First Hawaiian said on Jan. 28 it earned $230.5 million last year. Deposits were up 9.1 percent over 2008, and total assets grew 6.7 percent to $13.7 billion. Chairman and CEO Don Horner said despite the economy, Hawaii's largest bank saw growth in profits, deposits, loans and assets. The bank made more than $2 billion in loans during 2009 and reached $10 billion in total deposits, he said.
The $48.3 million in earnings for the fourth quarter was down 13.6 percent from the same period in the previous year because of a one-time tax gain First Hawaiian realized in the fourth quarter of 2008. Without counting the tax gain in 2008, the 2009 fourth quarter earnings would have reflected a 2.2 percent increase over 2008, the bank said.
Forbes cited Bank of Hawaii’s robust capital ratios, stock performance and the small percentage of its money tied up in bad loans, in its Dec. 30 online issue, which announced that Bankoh was No. 1 on its list of healthy banks, beating out giants like Bank of America and Citigroup.
Forbes reviewed the financials of the nation’s 100 largest banks and thrifts, asking researchers at SNL Financial in Charlottesville, Va. to look at eight financial measures including return on average equity, net interest margin, non-performing loans as a percentage of loans, non-performing assets as percentage of assets, reserves as a percentage of non-performing loans, two capital ratios and leverage ratio.

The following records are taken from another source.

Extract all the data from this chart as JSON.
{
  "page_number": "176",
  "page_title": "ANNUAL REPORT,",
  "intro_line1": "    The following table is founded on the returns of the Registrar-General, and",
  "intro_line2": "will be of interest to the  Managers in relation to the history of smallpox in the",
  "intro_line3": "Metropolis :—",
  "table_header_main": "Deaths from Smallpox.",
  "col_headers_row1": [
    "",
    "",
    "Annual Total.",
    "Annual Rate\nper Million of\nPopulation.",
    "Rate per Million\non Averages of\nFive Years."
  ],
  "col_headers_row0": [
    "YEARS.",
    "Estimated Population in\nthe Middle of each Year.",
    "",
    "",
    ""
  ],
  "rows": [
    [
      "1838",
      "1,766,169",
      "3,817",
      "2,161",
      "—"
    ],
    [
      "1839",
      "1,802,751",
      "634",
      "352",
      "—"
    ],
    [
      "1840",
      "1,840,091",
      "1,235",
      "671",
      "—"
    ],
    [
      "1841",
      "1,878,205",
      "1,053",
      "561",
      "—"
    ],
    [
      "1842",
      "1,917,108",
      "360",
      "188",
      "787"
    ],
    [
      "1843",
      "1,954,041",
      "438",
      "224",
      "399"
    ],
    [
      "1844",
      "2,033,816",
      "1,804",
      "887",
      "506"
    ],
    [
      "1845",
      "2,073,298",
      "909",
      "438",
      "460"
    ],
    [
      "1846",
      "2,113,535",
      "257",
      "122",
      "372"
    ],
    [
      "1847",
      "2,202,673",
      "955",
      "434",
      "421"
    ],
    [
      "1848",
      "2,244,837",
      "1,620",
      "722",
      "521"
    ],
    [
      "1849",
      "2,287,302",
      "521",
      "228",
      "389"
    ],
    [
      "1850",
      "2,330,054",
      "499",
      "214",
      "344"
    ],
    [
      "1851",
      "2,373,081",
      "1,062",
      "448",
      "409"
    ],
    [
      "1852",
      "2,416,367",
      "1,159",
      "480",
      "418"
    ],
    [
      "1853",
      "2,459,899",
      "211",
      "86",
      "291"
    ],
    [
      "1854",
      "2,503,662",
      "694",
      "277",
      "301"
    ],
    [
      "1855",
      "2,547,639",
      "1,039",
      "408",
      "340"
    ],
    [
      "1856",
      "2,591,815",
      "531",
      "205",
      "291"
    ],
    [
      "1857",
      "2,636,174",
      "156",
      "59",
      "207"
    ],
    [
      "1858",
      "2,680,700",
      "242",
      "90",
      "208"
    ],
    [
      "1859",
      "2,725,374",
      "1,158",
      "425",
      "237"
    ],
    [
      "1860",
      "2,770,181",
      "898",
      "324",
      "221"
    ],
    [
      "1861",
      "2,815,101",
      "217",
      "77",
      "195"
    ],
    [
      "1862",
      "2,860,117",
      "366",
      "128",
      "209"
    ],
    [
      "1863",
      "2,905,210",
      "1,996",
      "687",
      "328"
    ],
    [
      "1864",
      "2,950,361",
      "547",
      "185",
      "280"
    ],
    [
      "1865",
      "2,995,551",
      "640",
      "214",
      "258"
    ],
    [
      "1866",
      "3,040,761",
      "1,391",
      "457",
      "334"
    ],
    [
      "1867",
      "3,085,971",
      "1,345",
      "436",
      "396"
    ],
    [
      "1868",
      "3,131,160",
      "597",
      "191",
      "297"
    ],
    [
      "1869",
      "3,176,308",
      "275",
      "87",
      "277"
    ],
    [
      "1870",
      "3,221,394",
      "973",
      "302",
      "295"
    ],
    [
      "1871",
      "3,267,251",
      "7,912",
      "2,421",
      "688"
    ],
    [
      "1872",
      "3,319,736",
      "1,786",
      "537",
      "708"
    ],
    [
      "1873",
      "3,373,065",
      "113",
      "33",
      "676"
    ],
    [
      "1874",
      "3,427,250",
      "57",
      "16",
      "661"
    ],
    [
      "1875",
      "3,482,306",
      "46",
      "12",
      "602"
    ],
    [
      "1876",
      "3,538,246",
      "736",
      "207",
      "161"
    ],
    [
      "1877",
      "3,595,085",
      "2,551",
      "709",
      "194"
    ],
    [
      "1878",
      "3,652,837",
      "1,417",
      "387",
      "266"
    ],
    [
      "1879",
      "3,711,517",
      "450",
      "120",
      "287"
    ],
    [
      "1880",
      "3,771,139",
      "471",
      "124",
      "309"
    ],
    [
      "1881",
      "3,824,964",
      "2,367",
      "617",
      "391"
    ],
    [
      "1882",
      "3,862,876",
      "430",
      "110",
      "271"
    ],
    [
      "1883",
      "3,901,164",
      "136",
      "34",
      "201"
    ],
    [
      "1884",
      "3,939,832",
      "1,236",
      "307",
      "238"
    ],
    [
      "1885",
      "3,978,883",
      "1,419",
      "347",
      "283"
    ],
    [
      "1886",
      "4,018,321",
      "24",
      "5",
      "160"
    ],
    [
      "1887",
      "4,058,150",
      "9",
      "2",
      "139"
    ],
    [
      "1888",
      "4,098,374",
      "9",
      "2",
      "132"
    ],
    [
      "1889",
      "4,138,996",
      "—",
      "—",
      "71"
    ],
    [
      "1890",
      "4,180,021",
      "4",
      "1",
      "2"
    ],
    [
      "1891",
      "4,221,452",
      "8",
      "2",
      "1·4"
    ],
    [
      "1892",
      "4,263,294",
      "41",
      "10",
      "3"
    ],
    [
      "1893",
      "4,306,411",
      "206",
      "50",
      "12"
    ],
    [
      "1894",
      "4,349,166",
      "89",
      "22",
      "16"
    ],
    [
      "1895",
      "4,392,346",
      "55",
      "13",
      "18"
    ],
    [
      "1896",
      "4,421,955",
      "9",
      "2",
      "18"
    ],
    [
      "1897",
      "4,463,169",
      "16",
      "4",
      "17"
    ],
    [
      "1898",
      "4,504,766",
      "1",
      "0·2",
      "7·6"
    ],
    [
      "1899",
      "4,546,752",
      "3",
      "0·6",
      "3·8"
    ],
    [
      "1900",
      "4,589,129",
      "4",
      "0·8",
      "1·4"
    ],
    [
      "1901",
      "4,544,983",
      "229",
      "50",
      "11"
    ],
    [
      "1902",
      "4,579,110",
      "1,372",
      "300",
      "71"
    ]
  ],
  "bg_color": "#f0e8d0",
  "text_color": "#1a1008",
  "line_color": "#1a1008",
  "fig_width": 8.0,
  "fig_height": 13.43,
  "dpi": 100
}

Bank of Hawaii, the state’s second largest bank, came out on top, thanks to “its starchy balance sheet and a focus on risk-adjusted performance. When the housing market heated up earlier this decade, Bank of Hawaii stayed very conservative in its underwriting strategy, which helped minimize its bad loans today,” Forbes said.
Forbes also noted Bank of Hawaii’s decision not to take government TARP money last year, which diluted the stocks of many of the banks that took the bailout. Central Pacific Bank was among them and found itself near the bottom of the list, ranked 92nd out of 100. Forbes didn’t have much to say about Central Pacific, Hawaii’s fourth largest bank, noting only that the value of its stock has fallen 86 percent in the past year.